16 de dezembro de 2010

Entrevista a João Tordo

É com muito prazer que esta semana vos trago uma entrevista ao escritor João Tordo.


Sobre o Autor:
Nasceu em Lisboa a 28 de Agosto de 1975, filho do cantor Fernando Tordo e de Isabel Branco, ligada ao cinema e mais tarde à moda. Formou-se em Filosofia e estudou Jornalismo e Escrita Criativa em Londres e Nova Iorque. Trabalha como guionista, depois de ter passado pelo jornalismo, tendo publicado, entre outros, n' O Independente, Sábado, Jornal de Letras, ELLE e a revista Egoísta. Escreveu, em parceria, o guião para a longa-metragem Amália, a Voz do Povo (2008). Foi vencedor do prémio Jovens Criadores em 2001. Publicou quatro romances, "O Livro dos Homens Sem Luz" (2004), "Hotel Memória" (2007), "As Três Vidas" (2009) e "O Bom Inverno" (2010). Venceu o Prémio José Saramago 2009 com o romance "As Três Vidas".
João Tordo é influenciado pela escrita de autores como Edgar Allan Poe, Herman Melville ou Dostoievski, e pela literatura policial e de mistério, construindo narrativas dentro de narrativas e absorvendo o leitor através da imersão emocional nas suas histórias.


Entrevista:

Começaste a escrever com que idade?
Relativamente cedo, com oito ou nove anos já escrevia as primeiras histórias, bandas desenhadas, jornais. Só comecei a escrever mais a sério muito mais tarde, por volta dos vinte e cinco anos, quando me pareceu que tinha suficiente experiência de vida – isto é, que tinha vivido algumas coisas – para poder escrever os livros que queria e contar as histórias que me apetecia contar.

Foi fácil te lançares no mundo literário?
Relativamente. Quando terminei o meu primeiro romance enviei-o para uma série de editoras. Na altura eu estava a viver nos Estados Unidos e não fazia ideia nenhuma de como funcionava o mercado editorial em Portugal. Recebi algumas respostas negativas, algumas dúvidas, outras que nem sequer deram resposta; depois, a Temas e Debates, por mão da Rosário Pedreira, interessou-se pelo livro e acabei por encontrar a editora com quem ainda hoje trabalho. Entre o envio dos manuscritos e a resposta devem ter passado seis meses, mais ou menos. É preciso paciência para uma pessoa se aventurar no meio literário.

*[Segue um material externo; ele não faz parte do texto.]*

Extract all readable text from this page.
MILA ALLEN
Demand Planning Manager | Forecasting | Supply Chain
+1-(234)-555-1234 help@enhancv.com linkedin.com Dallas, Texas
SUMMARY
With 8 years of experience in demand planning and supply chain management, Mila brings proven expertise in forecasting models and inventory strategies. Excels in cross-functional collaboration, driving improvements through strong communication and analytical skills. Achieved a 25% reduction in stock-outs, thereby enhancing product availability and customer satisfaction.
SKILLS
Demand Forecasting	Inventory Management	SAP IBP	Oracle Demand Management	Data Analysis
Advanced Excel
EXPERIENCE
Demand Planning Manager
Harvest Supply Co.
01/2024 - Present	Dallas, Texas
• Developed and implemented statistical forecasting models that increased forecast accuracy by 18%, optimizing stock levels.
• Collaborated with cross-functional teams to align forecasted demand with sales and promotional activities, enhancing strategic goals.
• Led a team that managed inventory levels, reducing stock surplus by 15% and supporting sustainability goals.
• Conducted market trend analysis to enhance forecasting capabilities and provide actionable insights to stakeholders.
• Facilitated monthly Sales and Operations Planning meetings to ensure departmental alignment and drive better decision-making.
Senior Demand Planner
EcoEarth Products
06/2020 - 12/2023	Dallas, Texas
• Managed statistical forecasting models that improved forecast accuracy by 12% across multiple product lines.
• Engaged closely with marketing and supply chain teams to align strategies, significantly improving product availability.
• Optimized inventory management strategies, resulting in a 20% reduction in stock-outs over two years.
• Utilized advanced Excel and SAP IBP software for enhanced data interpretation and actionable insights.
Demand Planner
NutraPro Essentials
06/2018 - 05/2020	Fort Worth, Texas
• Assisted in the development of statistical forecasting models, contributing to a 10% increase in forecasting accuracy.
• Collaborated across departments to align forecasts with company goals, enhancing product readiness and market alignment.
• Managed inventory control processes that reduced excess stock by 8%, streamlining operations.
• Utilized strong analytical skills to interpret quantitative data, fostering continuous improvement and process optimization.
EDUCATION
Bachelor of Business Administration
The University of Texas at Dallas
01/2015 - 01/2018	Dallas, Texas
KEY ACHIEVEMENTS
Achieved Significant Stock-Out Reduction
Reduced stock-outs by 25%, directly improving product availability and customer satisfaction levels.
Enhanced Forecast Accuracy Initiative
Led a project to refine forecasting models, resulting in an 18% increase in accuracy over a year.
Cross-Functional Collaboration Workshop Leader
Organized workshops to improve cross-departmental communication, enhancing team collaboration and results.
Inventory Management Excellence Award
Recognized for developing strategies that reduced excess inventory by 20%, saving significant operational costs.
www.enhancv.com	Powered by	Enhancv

Onde vais buscar a tua inspiração?
Não faço ideia nenhuma. Por vezes é uma imagem que me surge, espontaneamente; mas também pode ser uma ideia, ou algo que vi num jornal ou num filme, ou uma história que se vai construindo na minha cabeça sem que eu possa fazer grande coisa para a deter. Também faço alguma investigação e vou trabalhando muito as personagens e os cenários antes de chegar à fase da escrita, por isso a inspiração conta num primeiro momento, mas cedo se remete ao seu papel secundário; o que importa é o trabalho e a persistência.

Como é o teu processo criativo? Tens algum ritual?
Escrevo três a quatro meses por ano, todos os dias, sem interrupções, até conseguir uma primeira versão da obra que me proponho a escrever. Depois passo os tempos seguintes a editar e a afinar o manuscrito, já com as sugestões da minha editora e de alguns amigos.

Fala-nos um pouco do teu percurso. Estiveste em Londres, depois em Nova Iorque. O que é que isso contribuiu para a tua faceta enquanto escritor?
O que é que toda a experiência de vida contribui para a nossa escrita? Evidentemente que, se passarmos o resto da vida fechados num quarto, dificilmente teremos muitas coisas para contar (talvez retrospectivamente); no meu caso, preciso muito de conhecer pessoas e lugares e determinadas situações que depois uso nos meus romances. Sendo Londres e Nova Iorque duas cidades enormes, repletas de personagens, enredos e surpresas, contribuíram não apenas como registos geográficos mas também como registos visuais e de interacção.

Como surgiu o teu primeiro romance “Os Homens sem Luz”?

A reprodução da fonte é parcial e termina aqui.